Вот страшная картина: в Киеве есть дом, на Хмельницкого, сейчас он ровно напротив небольшого небоскреба, в первом этаже которого кафе «Бабуин» (литературное, кстати; в последние годы поистрепавшееся). Весь этот дом покрыт мемориальными досками письменников – большую часть которых неукраинский человек соотнести с чем-либо не сможет. Да, наверное, и украинский тоже, хотя некоторыми фамилиями с досок явно мучают школьников. Серый такой, углом. Поперечная улица (не знаю, как называется) в одну сторону ведет к Ботсаду, в другую – к прекрасному Сенному рынку, уже разгромленному уродами. Впрочем, цитата: «…„Ролит“ в Киеве, на протяжении почти 70 лет представляющий собой своеобразную обитель нашей литературы. В разное время здесь, на углу улиц Б. Хмельницкого и М. Коцюбинского, проживали более 130 писателей, среди которых почти все украинские литературные классики советской эпохи».
И вот – мемориальные доски по всей длине фасада и на Хмельницкого, и на, значит, Коцюбинского. Ну ладно, что соседи строили друг другу козни и писали доносы. Другое: сам факт проживания в одном доме литераторов, разбавленных другими деятелями искусств, – это ж кошмар. Учитывая также разнообразие объединенных в одном здании писательских манер, темпераментов и умственных способностей. Вот представить себе, что живешь в одном доме с весьма любимыми современниками Крусановым, Носовым и другими, вовсе не любимыми.
Как себе это представить? От семейных пахнет супом, это бы ладно, но литератор Секацкий после двенадцати ночи любит громко включать марши японских городовых. А. Иванов (кооптированный из Перми) на рассвете постоянно воет: «Емудееее, ему деееевушка сказаааала…» К И. Стогову все время шастают какие-то типы в капюшонах: иезуиты, наверное. А когда к литератору Робски (втерлась в список жильцов, отселив за город автора гимнов; задолбала весь дом евроремонтом) приезжает ее соавтор Собчак, то потом по всей лестнице несет ацетоном. И еще там живет главред «Нового мира» Василевский, вечно-то он на лавочке возле подъезда и все время фотографирует жильцов: нервирует! Но все эти люди делают одно большое и общее дело, имея своим стержнем насущность своей жизни для прогресса всего государственного социума. О чем бы мы с Крусановым и Носовым говорили в рамках данного дискурса?

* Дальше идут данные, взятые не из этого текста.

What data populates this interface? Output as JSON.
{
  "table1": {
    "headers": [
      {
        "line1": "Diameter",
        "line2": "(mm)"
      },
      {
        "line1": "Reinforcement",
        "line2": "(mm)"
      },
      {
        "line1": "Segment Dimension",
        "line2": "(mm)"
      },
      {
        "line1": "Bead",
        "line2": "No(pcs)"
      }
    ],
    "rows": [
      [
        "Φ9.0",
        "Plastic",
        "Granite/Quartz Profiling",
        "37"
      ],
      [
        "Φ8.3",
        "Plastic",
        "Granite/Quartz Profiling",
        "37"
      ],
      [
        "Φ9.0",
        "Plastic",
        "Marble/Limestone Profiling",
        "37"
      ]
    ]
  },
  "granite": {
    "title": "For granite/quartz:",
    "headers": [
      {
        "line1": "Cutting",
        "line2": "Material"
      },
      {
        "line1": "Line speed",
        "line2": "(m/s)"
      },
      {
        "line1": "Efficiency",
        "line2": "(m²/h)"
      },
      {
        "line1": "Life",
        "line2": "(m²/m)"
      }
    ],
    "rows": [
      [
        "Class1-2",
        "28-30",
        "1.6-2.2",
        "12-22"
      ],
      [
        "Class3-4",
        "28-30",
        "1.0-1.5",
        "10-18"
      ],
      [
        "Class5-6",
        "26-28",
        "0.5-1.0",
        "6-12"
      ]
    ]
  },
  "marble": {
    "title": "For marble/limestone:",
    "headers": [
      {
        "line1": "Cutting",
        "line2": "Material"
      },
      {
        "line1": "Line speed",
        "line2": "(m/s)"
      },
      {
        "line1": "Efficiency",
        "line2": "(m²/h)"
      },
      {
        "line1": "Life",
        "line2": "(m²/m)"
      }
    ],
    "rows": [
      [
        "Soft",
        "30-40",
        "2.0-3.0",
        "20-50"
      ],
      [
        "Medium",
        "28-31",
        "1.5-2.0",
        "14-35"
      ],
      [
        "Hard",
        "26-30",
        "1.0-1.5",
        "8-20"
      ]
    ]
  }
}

Именно киевский дом демонстрирует безумие, хотя, казалось бы, дело обычное, тот же Лаврушинский. Но Лаврушинский напротив Третьяковки, есть в этом что-то музейно-заповедное, с видом на Кремль, так что это как бы и не жизнь, а участие в выставочном аквариуме. Или Переделкино, а там дача патриарха – так что сразу и природа, и духовность. В общем, Большой стиль – его завитушки.
В Киеве же безумие отдельное, отчего наглядно бессмысленное. По своему факту вполне сообщает об общем безумии эпохи, которую у Лукьяновой в одиночку (но с привлечением изрядного числа персонажей) производит герой книги. 1002 страницы мелким шрифтом, 52 условных печатных листа, заполненные событиями литературно-бытового характера, создающими вкупе Литературный Процесс. Вот приехал к Чуковскому Бродский. Читал стихи. Только Чуковский его не воспринял, а ведь Бродский приехал быть воспринятым, стать введенным в Проект. Нет ничего естественнее, чем вывести из этой истории весь последующий социальный аутизм И. А.